# Amateur trying to figure out some physics.

1. Dec 8, 2012

### laura_kay

I've been wanting to learn physics for a while, and bought an intro book and read through it. Now I want to move onto some higher level physics and am having some problem with the math. My book glosses over how to write out field point vectors, and I don't really understand it in various systems. In cartesian I think it's r-r', but I don't get it at all in cylindrical or spherical. Any help?

2. Dec 8, 2012

### arildno

You really should buy a book on vector calculus as well. And work on it.

3. Dec 8, 2012

### Thetes

In vector calculus, dimensions are broken up into independent components. But a vector has "length" and "direction", so it's not just a point in space. It has an associated length in whatever dimension the space you are looking at (for a cube then 3 dimension). Now, all these ideas become even more complicated when you start considering why space should be Cartesian at all (then you enter the world of Riemann and Einstein).

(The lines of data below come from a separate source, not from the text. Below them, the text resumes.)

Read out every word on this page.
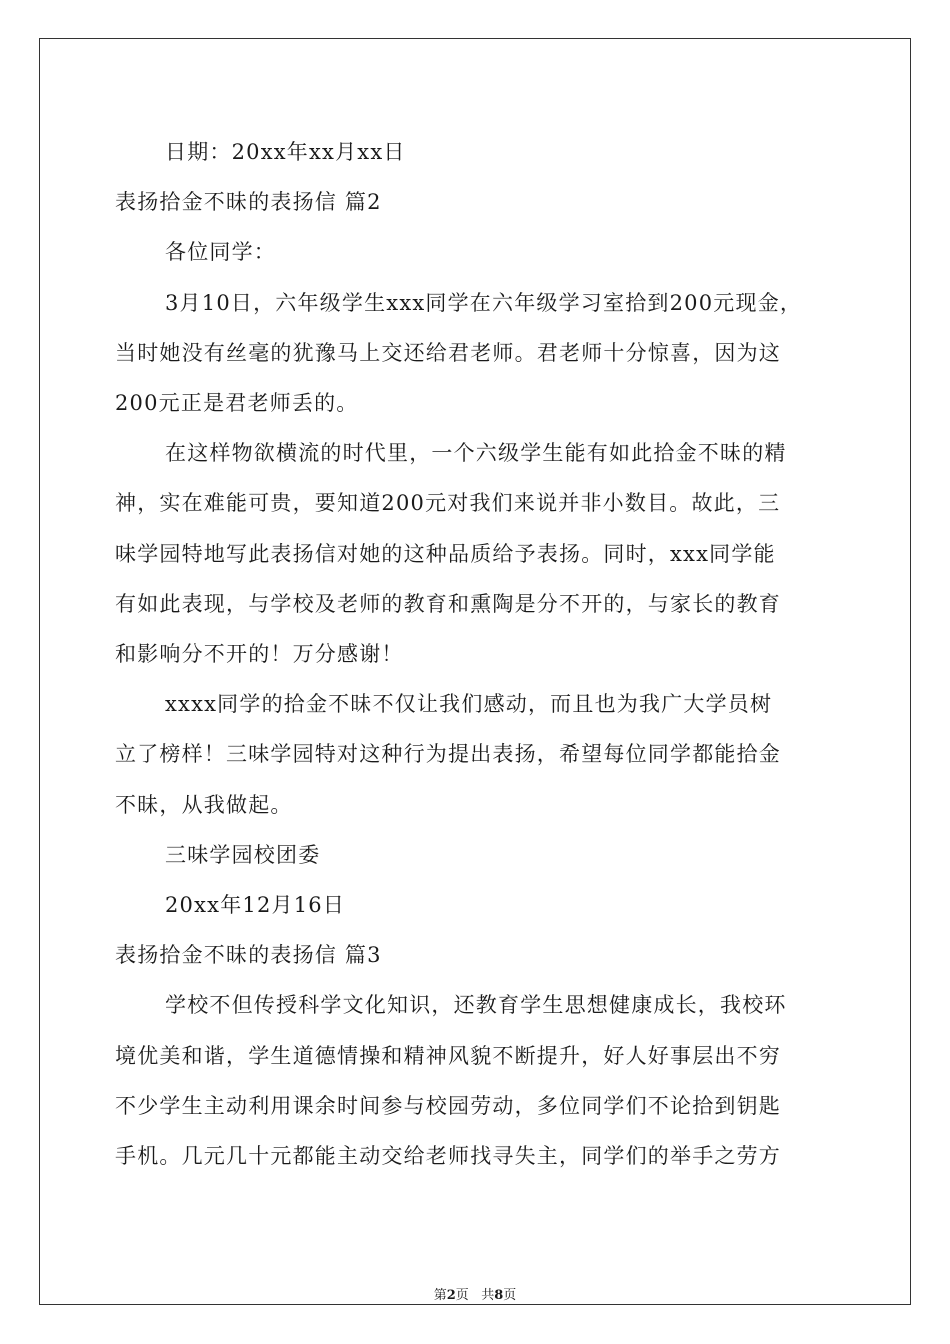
日期：20xx年xx月xx日
表扬拾金不昧的表扬信 篇2
各位同学：
3月10日，六年级学生xxx同学在六年级学习室拾到200元现金，
当时她没有丝毫的犹豫马上交还给君老师。君老师十分惊喜，因为这
200元正是君老师丢的。
在这样物欲横流的时代里，一个六级学生能有如此拾金不昧的精
神，实在难能可贵，要知道200元对我们来说并非小数目。故此，三
味学园特地写此表扬信对她的这种品质给予表扬。同时，xxx同学能
有如此表现，与学校及老师的教育和熏陶是分不开的，与家长的教育
和影响分不开的！万分感谢！
xxxx同学的拾金不昧不仅让我们感动，而且也为我广大学员树
立了榜样！三味学园特对这种行为提出表扬，希望每位同学都能拾金
不昧，从我做起。
三味学园校团委
20xx年12月16日
表扬拾金不昧的表扬信 篇3
学校不但传授科学文化知识，还教育学生思想健康成长，我校环
境优美和谐，学生道德情操和精神风貌不断提升，好人好事层出不穷
不少学生主动利用课余时间参与校园劳动，多位同学们不论拾到钥匙
手机。几元几十元都能主动交给老师找寻失主，同学们的举手之劳方
第2页 共8页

For a cylinder, you are locating points with a circle & height. The circle is composed of a radius & angle. So you can picture a cylinder being constructed at the origin of a Cartesian 3 space, with whatever parameters you want to set to describe the point. The sphere is very similar. Unfortunately, these descriptions are all still Cartesian space. So, as Gauss would point out, we can look at space with any unique identification that we want.